Mitsubishi Plant Manager Praises Workers And Defends Marketing Effort | WGLT

Mitsubishi Plant Manager Praises Workers And Defends Marketing Effort

May 9, 2016

Diamond Star Motors notebook. One of the items of memorabilia workers are finding as they clean out offices before shutdown.
Credit Charlie Schlenker / WGLT

The head of the Mitsubishi Auto plant in Normal said this has been his most difficult year of more than four decades in the auto industry. The company laid off most of its workforce last year and the final hundred plus workers at the facility will lose their jobs at the end of the month.

Jerry Berwanger has been the Plant Manager at Mitsubishi in Normal for 12 years. He has been with Mitsubishi Motors North America for 17 years and in the automotive industry for 44. In another of our continuing series of interviews with former and current Mitsubishi workers, Berwanger said the final closing of the plant at the end of the month is a big loss for him, just as it was for all the workers laid off in November, and for the final few dozen that have stayed on.

He said he had planned to retire, but was asked to stay on for another year as labor contract negotiations were coming up. Then he was told the plant would close and he said it was like "a punch in the gut." Berwanger said he tried to form a good separation package to acknowledge a superb workforce.

Berwanger also praised the plant workforce as the best he has seen in his time in the industry. He said even after the plant closure was announced, there was no change in the absentee rate and the quality ratings of cars that came off the line actually improved. Berwanger said he gives a blanket endorsement to hiring any worker at the plant.

In the ten months since the closure was announced, a task force formed and has worked to market the plant. Mitsubishi recently sold the plant to an industrial liquidator who will sell off the equipment and do its best to find a new owner. Berwanger said he gets upset when he hears people say the task force cultivating prospects for new plant ownership failed to do its job. Berwanger was the contact point for prospective firms.

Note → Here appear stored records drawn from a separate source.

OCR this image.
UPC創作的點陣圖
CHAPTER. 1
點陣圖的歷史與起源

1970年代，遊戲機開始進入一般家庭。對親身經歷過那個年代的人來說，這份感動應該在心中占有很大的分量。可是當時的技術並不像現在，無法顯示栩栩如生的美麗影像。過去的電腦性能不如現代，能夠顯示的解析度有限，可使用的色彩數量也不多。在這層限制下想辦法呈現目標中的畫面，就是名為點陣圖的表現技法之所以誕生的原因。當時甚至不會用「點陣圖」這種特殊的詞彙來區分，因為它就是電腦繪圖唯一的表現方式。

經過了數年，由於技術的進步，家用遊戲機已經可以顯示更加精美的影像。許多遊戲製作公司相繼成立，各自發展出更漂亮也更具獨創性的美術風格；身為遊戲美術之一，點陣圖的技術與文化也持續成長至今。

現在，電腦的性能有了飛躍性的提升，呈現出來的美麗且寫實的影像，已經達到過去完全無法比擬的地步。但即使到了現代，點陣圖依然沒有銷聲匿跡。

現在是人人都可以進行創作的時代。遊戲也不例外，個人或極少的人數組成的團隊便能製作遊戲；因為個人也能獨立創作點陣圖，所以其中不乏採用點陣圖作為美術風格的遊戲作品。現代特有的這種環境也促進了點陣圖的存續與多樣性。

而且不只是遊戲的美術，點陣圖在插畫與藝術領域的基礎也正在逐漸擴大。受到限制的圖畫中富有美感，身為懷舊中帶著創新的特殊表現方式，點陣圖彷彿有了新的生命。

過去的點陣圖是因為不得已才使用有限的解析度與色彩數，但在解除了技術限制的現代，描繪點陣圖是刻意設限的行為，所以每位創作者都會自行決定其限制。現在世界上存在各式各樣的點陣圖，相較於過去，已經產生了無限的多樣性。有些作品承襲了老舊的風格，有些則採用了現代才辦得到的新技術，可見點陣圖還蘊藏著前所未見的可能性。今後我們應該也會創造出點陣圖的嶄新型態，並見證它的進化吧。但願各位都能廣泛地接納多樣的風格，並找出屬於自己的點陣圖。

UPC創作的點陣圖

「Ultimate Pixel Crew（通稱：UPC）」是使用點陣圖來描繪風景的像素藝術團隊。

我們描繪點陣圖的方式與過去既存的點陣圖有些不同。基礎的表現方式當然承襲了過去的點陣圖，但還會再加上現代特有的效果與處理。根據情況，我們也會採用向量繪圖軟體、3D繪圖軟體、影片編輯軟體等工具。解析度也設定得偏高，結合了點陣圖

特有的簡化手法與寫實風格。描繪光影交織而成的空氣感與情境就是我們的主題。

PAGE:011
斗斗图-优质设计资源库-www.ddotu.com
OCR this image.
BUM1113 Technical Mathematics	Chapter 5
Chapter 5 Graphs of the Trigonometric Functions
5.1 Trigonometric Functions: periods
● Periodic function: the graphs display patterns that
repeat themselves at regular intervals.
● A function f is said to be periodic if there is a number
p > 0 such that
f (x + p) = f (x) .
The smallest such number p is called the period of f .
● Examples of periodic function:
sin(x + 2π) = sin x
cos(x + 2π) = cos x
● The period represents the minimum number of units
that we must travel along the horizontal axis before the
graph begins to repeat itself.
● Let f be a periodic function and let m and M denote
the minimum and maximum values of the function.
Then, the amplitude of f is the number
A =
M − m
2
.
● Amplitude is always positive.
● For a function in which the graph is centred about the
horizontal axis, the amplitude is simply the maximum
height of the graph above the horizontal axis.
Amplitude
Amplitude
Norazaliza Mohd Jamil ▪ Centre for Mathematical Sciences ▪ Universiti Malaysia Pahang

"There was a lot of interest. I'm the one that flew to New York, Washington, Detroit, Chicago. I was in meetings with them. There was a lot done. We had a lot of people come through," said Berwanger.

Berwanger said he has seen six automotive firms come through the plant, a couple of farm implement manufacturers, and two major supplier firms.
He said new owner Maynards Industries has taken over conducting the tours and has already begun marketing the plant.

Some area lawmakers have argued that the lack of a new owner is an example of the adverse business climate in the state. Berwanger also said it's not true in his experience that firms took a pass on Mitsubishi because of the state budget crisis.

"I'll tell you the people that came to visit us. They knew we were UAW. They already knew what the state of Illinois work(ers) comp and taxes were. They had already done their homework," said Berwanger.

Berwanger said no one told him they were not going to buy the plant because of business conditions in the state. He said most related that the plant was too big for their needs.

Berwanger said he has received some offers to consult after the plant closes and he retires from Mitsubishi. But, for now, he said he will just rest.